Assessment of platelet-derived thrombogenicity with the total thrombus-formation analysis system in coronary artery disease patients receiving antiplatelet therapy.

2016 
Essentials Total thrombus-formation analysis system (T-TAS) quantitatively measures platelet thrombus formation. We examined the utility of T-TAS in patients with coronary artery disease. T-TAS can discriminate different types of the antiplatelet therapy in the same measuring method. Genetic background, cytochrome P-450 2C19 genotypes, also influenced T-TAS parameters. Summary Background Accurate evaluation of thrombogenicity helps to prevent thrombosis and excessive bleeding. The total thrombus-formation analysis system (T-TAS) was developed for quantitative analysis of platelet thrombus formation by the use of microchips with thrombogenic surfaces (collagen, platelet chip [PL-chip]; collagen plus tissue factor, atherome chip [AR-chip]).

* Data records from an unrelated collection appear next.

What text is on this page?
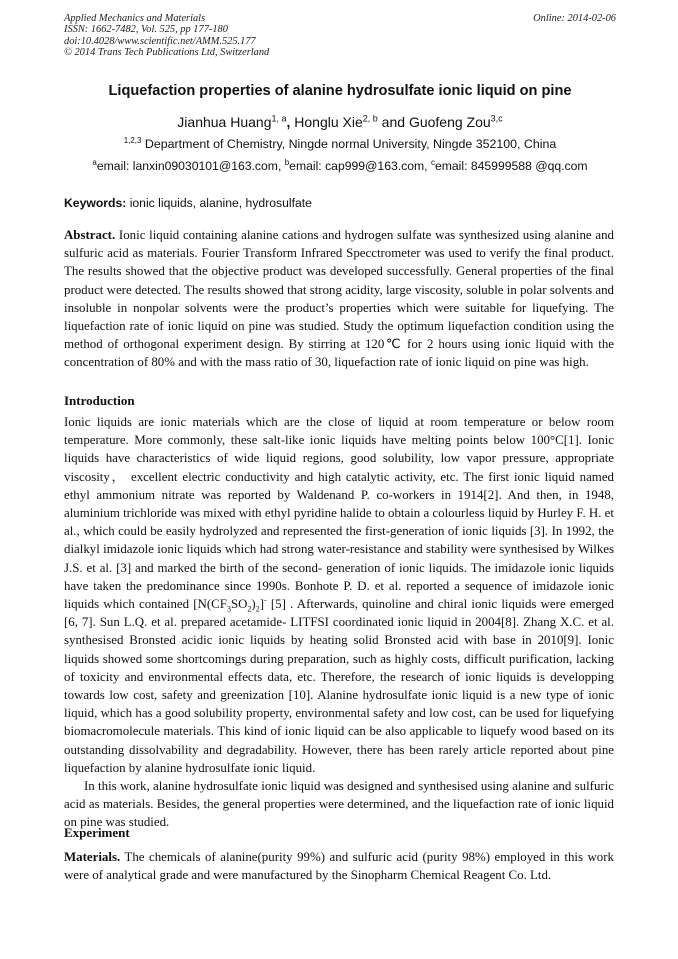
Applied Mechanics and Materials
ISSN: 1662-7482, Vol. 525, pp 177-180
doi:10.4028/www.scientific.net/AMM.525.177
© 2014 Trans Tech Publications Ltd, Switzerland
Online: 2014-02-06
Liquefaction properties of alanine hydrosulfate ionic liquid on pine
Jianhua Huang$^{1, a}$, Honglu Xie$^{2, b}$ and Guofeng Zou$^{3,c}$
$^{1,2,3}$ Department of Chemistry, Ningde normal University, Ningde 352100, China
$^a$email: lanxin09030101@163.com, $^b$email: cap999@163.com, $^c$email: 845999588 @qq.com
Keywords: ionic liquids, alanine, hydrosulfate
Abstract. Ionic liquid containing alanine cations and hydrogen sulfate was synthesized using alanine and sulfuric acid as materials. Fourier Transform Infrared Specctrometer was used to verify the final product. The results showed that the objective product was developed successfully. General properties of the final product were detected. The results showed that strong acidity, large viscosity, soluble in polar solvents and insoluble in nonpolar solvents were the product’s properties which were suitable for liquefying. The liquefaction rate of ionic liquid on pine was studied. Study the optimum liquefaction condition using the method of orthogonal experiment design. By stirring at 120℃ for 2 hours using ionic liquid with the concentration of 80% and with the mass ratio of 30, liquefaction rate of ionic liquid on pine was high.
Introduction
Ionic liquids are ionic materials which are the close of liquid at room temperature or below room temperature. More commonly, these salt-like ionic liquids have melting points below 100°C[1]. Ionic liquids have characteristics of wide liquid regions, good solubility, low vapor pressure, appropriate viscosity， excellent electric conductivity and high catalytic activity, etc. The first ionic liquid named ethyl ammonium nitrate was reported by Waldenand P. co-workers in 1914[2]. And then, in 1948, aluminium trichloride was mixed with ethyl pyridine halide to obtain a colourless liquid by Hurley F. H. et al., which could be easily hydrolyzed and represented the first-generation of ionic liquids [3]. In 1992, the dialkyl imidazole ionic liquids which had strong water-resistance and stability were synthesised by Wilkes J.S. et al. [3] and marked the birth of the second- generation of ionic liquids. The imidazole ionic liquids have taken the predominance since 1990s. Bonhote P. D. et al. reported a sequence of imidazole ionic liquids which contained $[N(CF_3SO_2)_2]^-$ [5] . Afterwards, quinoline and chiral ionic liquids were emerged [6, 7]. Sun L.Q. et al. prepared acetamide- LITFSI coordinated ionic liquid in 2004[8]. Zhang X.C. et al. synthesised Bronsted acidic ionic liquids by heating solid Bronsted acid with base in 2010[9]. Ionic liquids showed some shortcomings during preparation, such as highly costs, difficult purification, lacking of toxicity and environmental effects data, etc. Therefore, the research of ionic liquids is developping towards low cost, safety and greenization [10]. Alanine hydrosulfate ionic liquid is a new type of ionic liquid, which has a good solubility property, environmental safety and low cost, can be used for liquefying biomacromolecule materials. This kind of ionic liquid can be also applicable to liquefy wood based on its outstanding dissolvability and degradability. However, there has been rarely article reported about pine liquefaction by alanine hydrosulfate ionic liquid.
In this work, alanine hydrosulfate ionic liquid was designed and synthesised using alanine and sulfuric acid as materials. Besides, the general properties were determined, and the liquefaction rate of ionic liquid on pine was studied.
Experiment
Materials. The chemicals of alanine(purity 99%) and sulfuric acid (purity 98%) employed in this work were of analytical grade and were manufactured by the Sinopharm Chemical Reagent Co. Ltd.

We examined the utility of the T-TAS in the assessment of the efficacy of antiplatelet therapy in patients with coronary artery disease (CAD). Methods and Results In this cross-sectional study, 372 consecutive patients admitted to the cardiovascular department were divided into three groups: patients not receiving any antiplatelet therapy (control, n = 56), patients receiving aspirin only (n = 69), and patients receiving aspirin and clopidogrel (n = 149). Blood samples were used for the T-TAS to measure the platelet thrombus-formation area under the curve (AUC) at various shear rates (1500 s−1 [PL18-AUC10] and 2000 s−1 [PL24-AUC10] for the PL-chip; 300 s−1 [AR10-AUC30] for the AR-chip). The on-clopidogrel platelet aggregation was measured by the use of P2Y12 reaction units (PRUs) with the VerifyNow system. The mean PL24-AUC10 levels were 358 ± 111 (± standard deviation) (95% confidence interval [CI] 328.9–387.1) in the control group, 256 ± 108 (95% CI 230.5–281.5) in the aspirin group, and 113 ± 91 (95% CI 98.4–127.6) in the aspirin/clopidogrel group. In the aspirin/clopidogrel group, the PL24-AUC10 was higher in poor metabolizers (PMs) with cytochrome P450 2C19(CYP2C19) polymorphisms (152 ± 112, 95% CI 103.4–200.6) than in the non-PM group (87 ± 74, 95% CI 73.8–100.2). Conclusions Our findings suggest that the PL24-AUC10 level measured by the T-TAS is a potentially suitable index for the assessment of antiplatelet therapy in CAD patients.